Atmospheric temperature decreases with altitude, at least within the range of atmosphere we are generally flying in!

Drag is higher after the motor cuts off.

Rocket total energy lost due to gravity is the integral of gravity_at_that_altitude_and_location over time. Or roughly gravity times time, for our purposes.

Rocket total energy lost due to drag is the integral of drag over time. Sorry; no shortcut on this one.

In our small size rockets, drag losses dominate, limiting altitude. For extremely large rockets, gravity dominates, limiting altitude. So for super large rockets for high altitude, they just have to be slow enough to survive Max Q. Otherwise they are better off getting up there as quickly as possible. Little rockets like ours though are better climbing more slowly so more of the available propulsive energy is converted to altitude rather than heat and drag. It's actually a minimization function but hopefully you get the idea.

And the slower the rocket has to go, the lighter it can be built, which improves the propellant mass fraction and/or improves the odds of survival.

Climbing slowly generally requires multiple stages and/or rather long burn motors. So I'm personally looking at developing a sustainer motor that will burn 13s or longer, possibly somewhere around 18s, at 88mm diameter. It looks quite feasible from the work I've already done. I still need to do the sims to see how long I really want it to burn. I expect 13s would be the low end of the range.

Note, climbing slowly at very high altitude though costs too much stability if a motor is going to be burning. Lighting a third stage at 100Kft without active stabilization or plenty of spin would not be smart.

Gerald
 
caveat: below is only applicable for very high altitude, high performance staging requirements.

While we're delving deep into this, I'll also add that igniting solid propellant in very low pressure conditions is more challenging and not only is the atmosphere thinner the higher you go, the dynamic chamber pressure (before ignition) will also reduce with velocity (up to a point).
You can avoid this by blocking the nozzle, however, that can also present ignition challenges as there could be an initial pressure spike followed by a dip as the throat is opened up thereby potentially extinguishing combustion from the propellant's diffusion layer expanding and pushing the thermal transfer back from the propellant surface. This can also be an issue with igniters even.
There are ways to overcome these challenges like igniting before stage separation (sub optimal aerodynamically) or employing staged (choked) motor ignition or being quite diligent to igniter/ignition properties at the expected conditions.

TP
 
I'm figuring on something like a 3d printed nozzle throat insert to boost the initial Kn, probaly with a thin foam ring in that (the staged choked approach). I don't want any sudden pressure drops. I road-flared a dual-thrust test motor that way. It almost went out when the thrust dropped. It EVENTUALLY came back up to pressure... Now I design with a ramp-down rather than a drop.
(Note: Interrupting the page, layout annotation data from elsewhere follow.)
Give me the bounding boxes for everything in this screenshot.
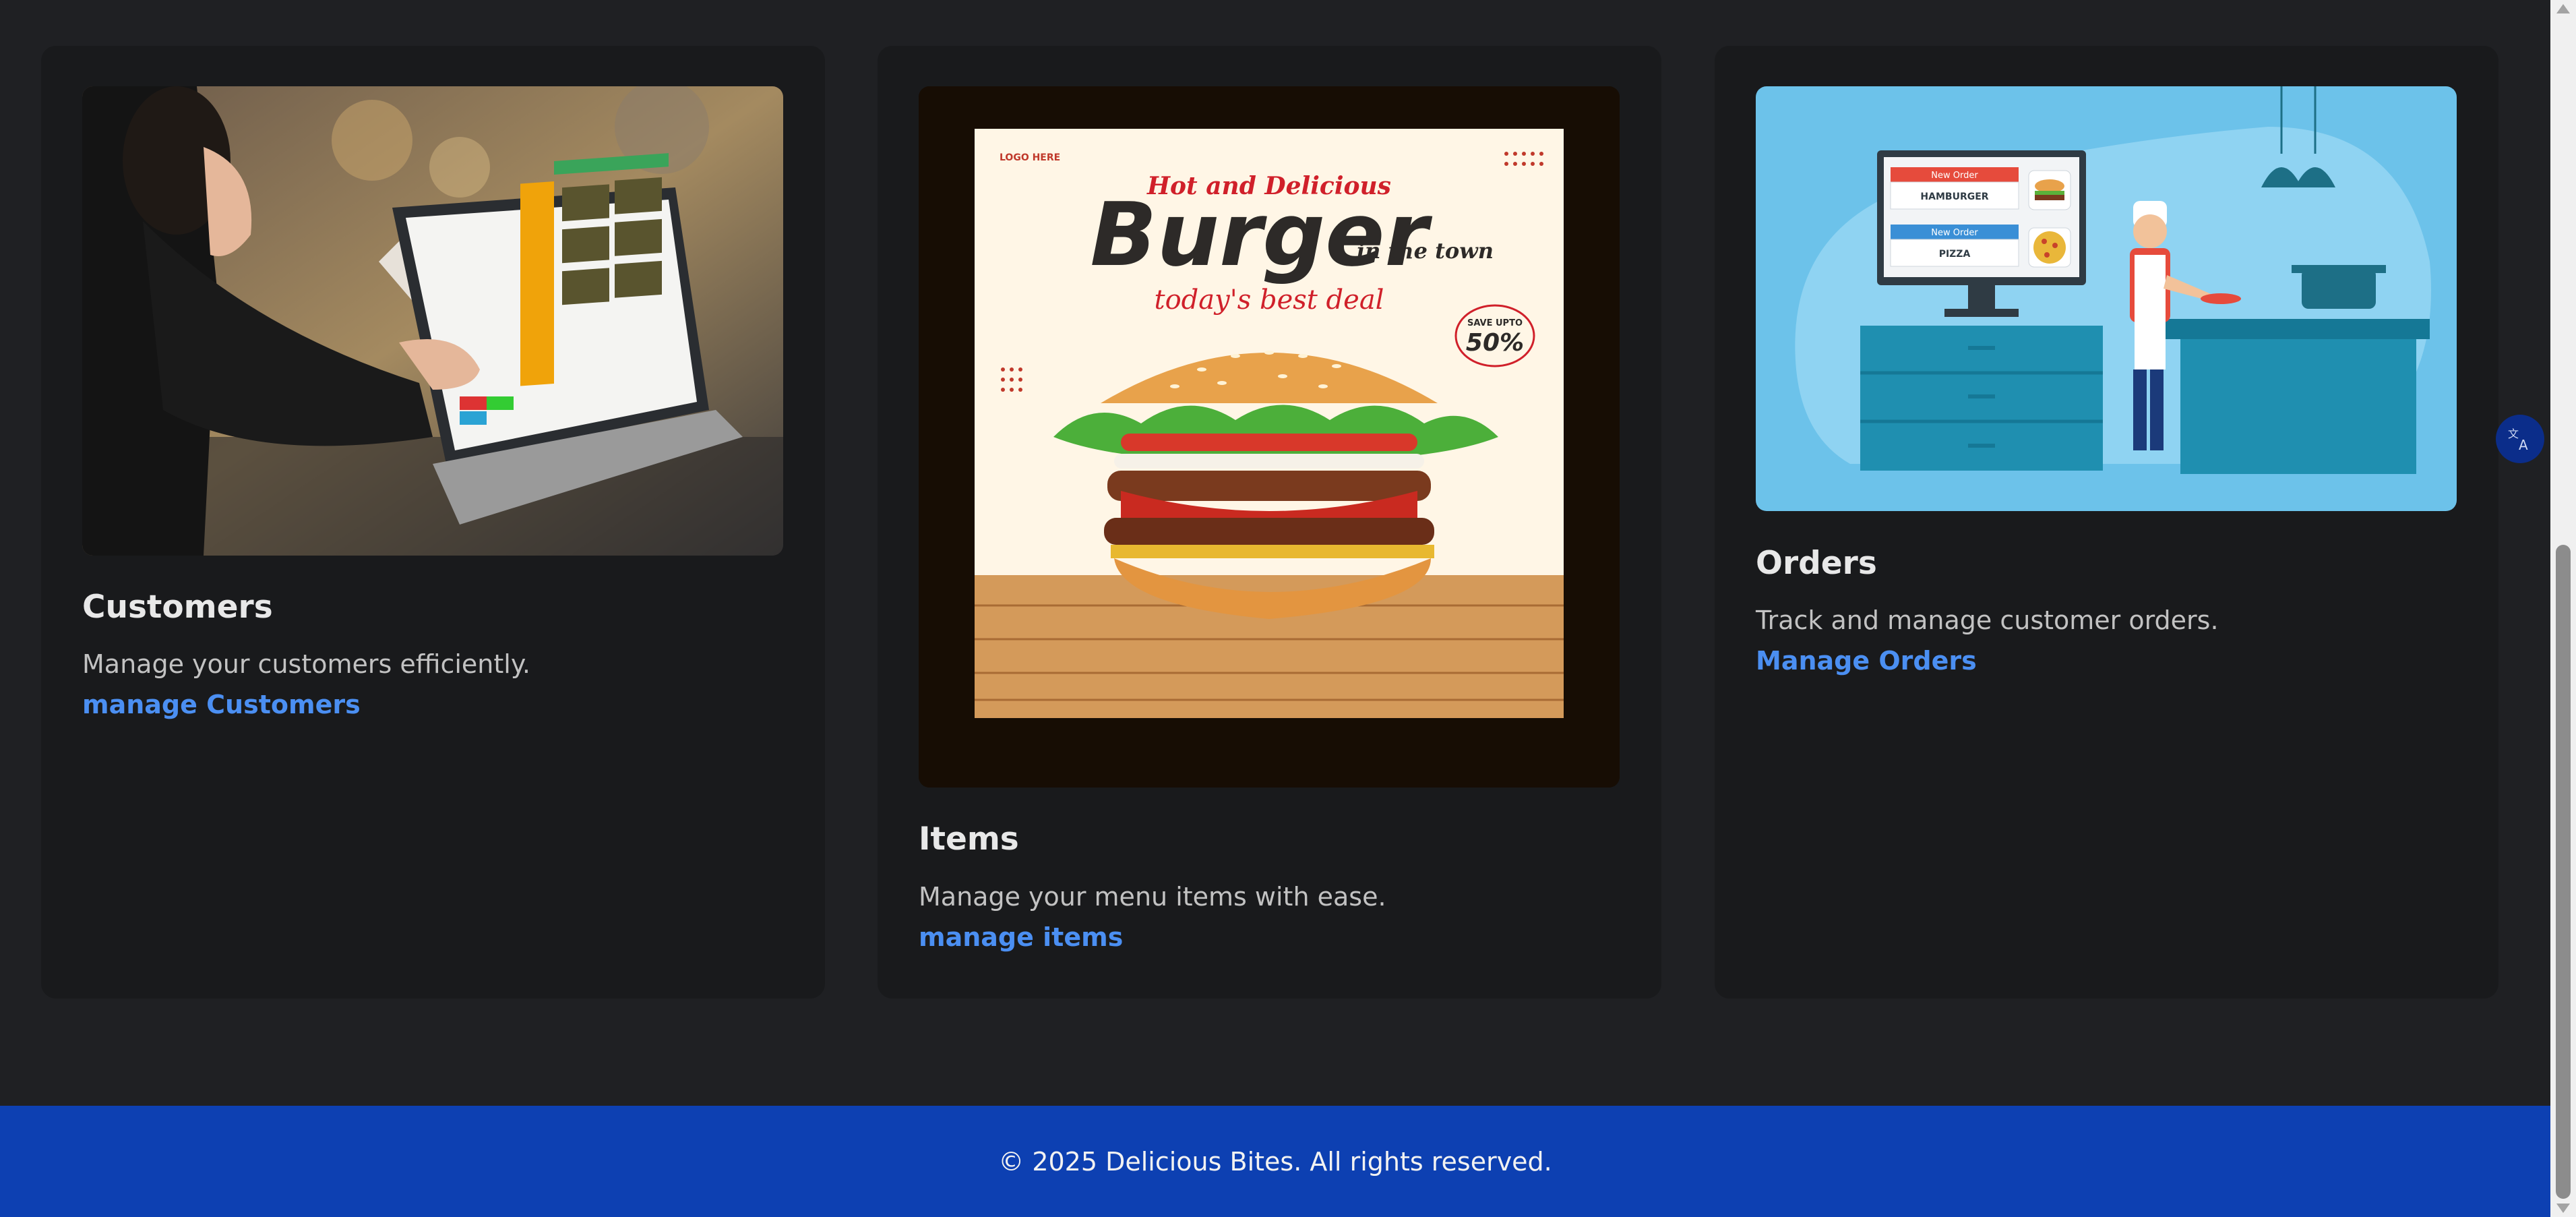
card-description-items: Manage your menu items with ease. <box>919 882 1386 912</box>
page: Customers Manage your customers efficien… <box>0 0 2550 1217</box>
orders-screen-order1-header: New Order <box>1931 171 1978 181</box>
card-title-customers: Customers <box>82 589 273 626</box>
card-title-orders: Orders <box>1756 545 1877 582</box>
customers-image <box>82 86 783 556</box>
card-description-orders: Track and manage customer orders. <box>1756 605 2219 635</box>
scroll-down-icon[interactable] <box>2556 1204 2570 1213</box>
svg-text:文: 文 <box>2508 427 2519 440</box>
svg-text:A: A <box>2519 437 2528 453</box>
orders-screen-order2-header: New Order <box>1931 228 1978 238</box>
footer-copyright: © 2025 Delicious Bites. All rights reser… <box>998 1146 1552 1177</box>
card-orders: New Order HAMBURGER New Order PIZZA Orde… <box>1715 46 2498 999</box>
poster-badge-top: SAVE UPTO <box>1467 318 1523 328</box>
poster-badge-value: 50% <box>1466 329 1524 357</box>
poster-tagline: today's best deal <box>1155 285 1384 316</box>
card-items: LOGO HERE Hot and Delicious Burger in th… <box>878 46 1661 999</box>
orders-screen-order2-item: PIZZA <box>1939 249 1971 260</box>
translate-icon[interactable]: 文 A <box>2496 415 2544 463</box>
poster-headline-sub: in the town <box>1357 238 1494 264</box>
card-title-items: Items <box>919 821 1019 858</box>
scroll-up-icon[interactable] <box>2556 4 2570 13</box>
poster-headline: Burger <box>1090 183 1432 286</box>
manage-orders-link[interactable]: Manage Orders <box>1756 646 1977 676</box>
manage-customers-link[interactable]: manage Customers <box>82 690 361 719</box>
footer: © 2025 Delicious Bites. All rights reser… <box>0 1106 2550 1217</box>
orders-screen-order1-item: HAMBURGER <box>1920 191 1988 202</box>
card-description-customers: Manage your customers efficiently. <box>82 649 530 679</box>
manage-items-link[interactable]: manage items <box>919 922 1123 952</box>
poster-logo-text: LOGO HERE <box>1000 152 1060 163</box>
card-customers: Customers Manage your customers efficien… <box>41 46 825 999</box>
orders-image: New Order HAMBURGER New Order PIZZA <box>1756 86 2457 511</box>
scrollbar-thumb[interactable] <box>2556 545 2571 1199</box>
translate-glyph-icon: 文 A <box>2508 427 2528 453</box>
vertical-scrollbar[interactable] <box>2550 0 2576 1217</box>
items-image: LOGO HERE Hot and Delicious Burger in th… <box>919 86 1620 788</box>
But if I have the sustainer burn duration long enough then I don't have to light it quite as high. Bonus points. We'll see. Lots of simming to be done! I will be giving up some Density ISP in exchange for much slower burn rate than normal APCP. Altenative is wired end burner and I haven't completely ruled that out yet. I've just been working on the other approach. Very slow burn propellant + asymmetric core, or very slow burn propellant + go up to 114mm for the sustainer.

Gerald
 
I'm figuring on something like a 3d printed nozzle throat insert to boost the initial Kn, probaly with a thin foam ring in that (the staged choked approach).
Interesting concept. It's not what I meant (apologies for the ambiguity): I was simply referring to using a smaller motor to ignite the larger one eg. utilising something like a small Estes BP motor or something with a choked throat to provide the ignition energy. In that case, there's more tolerance and margin for pressure fluctuations within the chamber as your ignition energy source is itself choked.
But as you've highlighted, there's plenty of room for different solutions and concepts that could very well be superior.